Television Without Pity writer Jessica Morgan rated the episode a "B+" and applauded the return of Duchovny, writing, "welcome back, [...] you magnificent bastard." Tom Kessenich, in his book Examinations wrote a mixed review of the episode. On one hand, he praised the feel of the episode, writing, "in many ways, this was an episode that brought back the intensity, magic, and the power of The X-Files that I have been missing throughout this most mundane of seasons." In this manner, Kessenich felt that Doggett became "part of The X-Files for the first time." However, Kessenich also felt that the plot involving Mulder's terminal brain disease was a mis-step, noting that Mulder would have never kept something so serious and personal from Scully. He wrote, "a year ago, Mulder was not dying [but] what we once knew as truth has suddenly been replaced with a lie." George Avalos and Michael Liedtke of the Contra Costa Times called the entry "one of the season's more engaging episodes" and wrote positively of the "intriguing possibilities" that it set up for the final part of the season. They were also positive about the manner in which Doggett and Mulder were able to connect in "some mystical way". However, Avalos and Liedtke were critical of the episode's placement, noting that it would have worked better had it been the "fourth or fifth episode of the season", as opposed to the eighth. Furthermore, they negatively wrote about the revelation that Mulder was suffering from a terminal brain disease, calling it a "monumental story" curve that did not bother "to connect all the dots behind" it.

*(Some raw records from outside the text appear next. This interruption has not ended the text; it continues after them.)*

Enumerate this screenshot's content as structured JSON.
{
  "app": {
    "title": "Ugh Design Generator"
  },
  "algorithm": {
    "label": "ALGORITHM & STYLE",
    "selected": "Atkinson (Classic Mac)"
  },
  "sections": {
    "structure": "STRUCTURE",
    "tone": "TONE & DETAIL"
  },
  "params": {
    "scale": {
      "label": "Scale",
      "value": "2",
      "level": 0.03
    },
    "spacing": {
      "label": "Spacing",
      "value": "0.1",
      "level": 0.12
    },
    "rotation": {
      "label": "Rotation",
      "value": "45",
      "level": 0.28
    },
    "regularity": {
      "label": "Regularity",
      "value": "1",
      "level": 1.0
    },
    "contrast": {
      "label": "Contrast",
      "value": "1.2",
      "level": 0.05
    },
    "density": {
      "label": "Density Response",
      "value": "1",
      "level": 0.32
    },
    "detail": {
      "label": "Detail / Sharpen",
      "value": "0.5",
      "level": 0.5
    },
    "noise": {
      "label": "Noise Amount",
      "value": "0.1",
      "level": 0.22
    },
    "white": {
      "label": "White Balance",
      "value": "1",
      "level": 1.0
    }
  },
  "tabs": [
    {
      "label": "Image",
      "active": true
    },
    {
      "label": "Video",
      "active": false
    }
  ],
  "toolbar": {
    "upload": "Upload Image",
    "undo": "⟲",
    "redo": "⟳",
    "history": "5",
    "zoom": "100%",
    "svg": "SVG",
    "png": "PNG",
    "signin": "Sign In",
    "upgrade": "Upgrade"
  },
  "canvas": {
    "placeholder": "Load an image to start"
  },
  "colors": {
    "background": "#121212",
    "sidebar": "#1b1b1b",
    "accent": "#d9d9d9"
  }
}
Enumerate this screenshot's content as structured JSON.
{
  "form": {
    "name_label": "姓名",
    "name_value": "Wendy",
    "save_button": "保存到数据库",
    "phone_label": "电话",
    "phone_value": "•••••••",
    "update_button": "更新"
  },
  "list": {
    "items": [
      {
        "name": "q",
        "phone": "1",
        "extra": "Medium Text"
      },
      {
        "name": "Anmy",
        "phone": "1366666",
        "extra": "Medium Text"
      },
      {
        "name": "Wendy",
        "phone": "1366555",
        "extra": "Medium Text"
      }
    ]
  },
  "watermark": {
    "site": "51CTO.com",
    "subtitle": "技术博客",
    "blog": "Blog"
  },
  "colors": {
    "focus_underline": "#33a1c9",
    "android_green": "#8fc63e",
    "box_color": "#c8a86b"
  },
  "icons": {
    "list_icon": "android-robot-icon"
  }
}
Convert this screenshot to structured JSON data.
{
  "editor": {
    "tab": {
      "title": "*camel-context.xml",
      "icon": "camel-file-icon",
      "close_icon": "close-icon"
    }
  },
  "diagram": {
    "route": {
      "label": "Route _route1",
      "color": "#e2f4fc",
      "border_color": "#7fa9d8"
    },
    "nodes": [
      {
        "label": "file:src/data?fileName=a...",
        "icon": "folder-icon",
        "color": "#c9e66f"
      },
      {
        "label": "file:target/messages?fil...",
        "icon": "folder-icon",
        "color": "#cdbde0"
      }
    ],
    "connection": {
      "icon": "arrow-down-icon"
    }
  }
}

Robert Shearman, in his book Wanting to Believe: A Critical Guide to The X-Files, Millennium & The Lone Gunmen, rated the episode two stars out of five. While calling the episode "different" from others in the series, Shearman felt that the story involving Mulder was "not very satisfying". In addition, he criticized the decision to have Skinner and Doggett suppress the truth in the end, arguing that this plot point goes against the spirit of the series. Paula Vitaris from Cinefantastique gave the episode a negative review and awarded it one-and-a-half stars out of four. Vitaris criticized Doggett's role, noting that "you would think after this even he would become a raging believer, but no, he's not changed one bit." Marisa Guthrie of the Boston Herald derided the fact that Duchovny was given such little amounts of screen time. Furthermore, she was critical that Doggett remained a skeptic at the end of the episode.